«Milano chiama, Napoli risponde»: il bel ricordo di Luigi Necco
T utto il calcio minuto per minuto e 90° minuto sono stati epici perché, accontentandoci di poco, ricevevamo in cambio grandi sogni e grandi speranze, soprattutto perché rappresentano ancora oggi l’immaginario della nostra gioventù. Abbiamo ripensato a quei pomeriggi magici in occasione della scomparsa di Luigi Necco.
Per fortuna, è venuta in aiuto la riproposta di un bel programma di Emilia Brandi proprio dedicato a Necco, ormai ottantenne, nell’ambito della serie Cose nostre (Rai2, martedì, ore 18.50). «Milano chiama, Napoli risponde». Così Necco salutava il suo pubblico alla fine dei suoi servizi, nei quali raccontava le partite del Napoli.

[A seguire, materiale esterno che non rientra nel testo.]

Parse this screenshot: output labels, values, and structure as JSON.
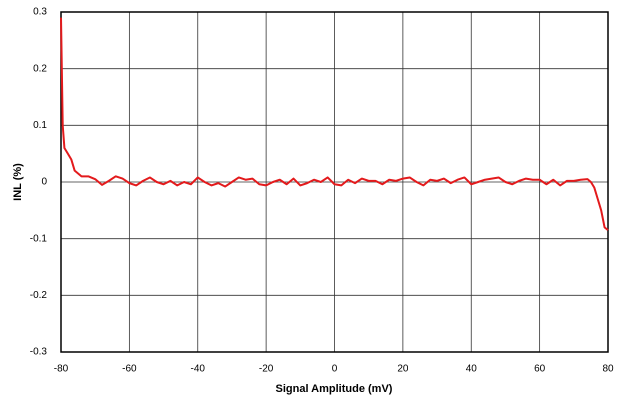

Riappare l’immagine del cronista che lavorava al San Paolo e salutava con la mano aperta a ventaglio, sullo sfondo di guaglioncelli urlanti «Forza Napoli!». Abbiamo sempre creduto che quel teatrino domenicale fosse composto da una scalcagnata compagnia di guitti. Ci siamo caduti, come tanti scolaretti zelanti e premurosi! Ma se 90° minuto ha avuto un’audience così grande è proprio perché seguiva un rigido copione, orchestrato da Paolo Valenti. Ma Necco non si è occupato solo di calcio. Confessa alla Brandi: «Noi eravamo gente che tutta la settimana sgobbava a raccontare cronaca, fatti, misfatti, piccole conquiste della cultura o piccole conquiste del vivere civile. E poi la domenica eravamo lì, insieme con tutti gli italiani, a divertirci anche noi, a raccontare la nostra gioia individuale di giornalisti tifosi o tifosi giornalisti». La vita di Necco è anche un percorso scandito da grandi incontri, faccia a faccia con boss come Michele Zaza, Luigi Giuliano, Raffaele Cutolo, i volti sanguinari e violenti delle guerre di camorra. Nel 1981 fu «gambizzato» da un sicario probabilmente come punizione per aver parlato dei rapporti tra Cutolo e l’allora presidente dell’avellino Calcio, Antonio Sibilia. Sulla macchina gli avevano scritto: «Tu volevi fare ‘o criticone».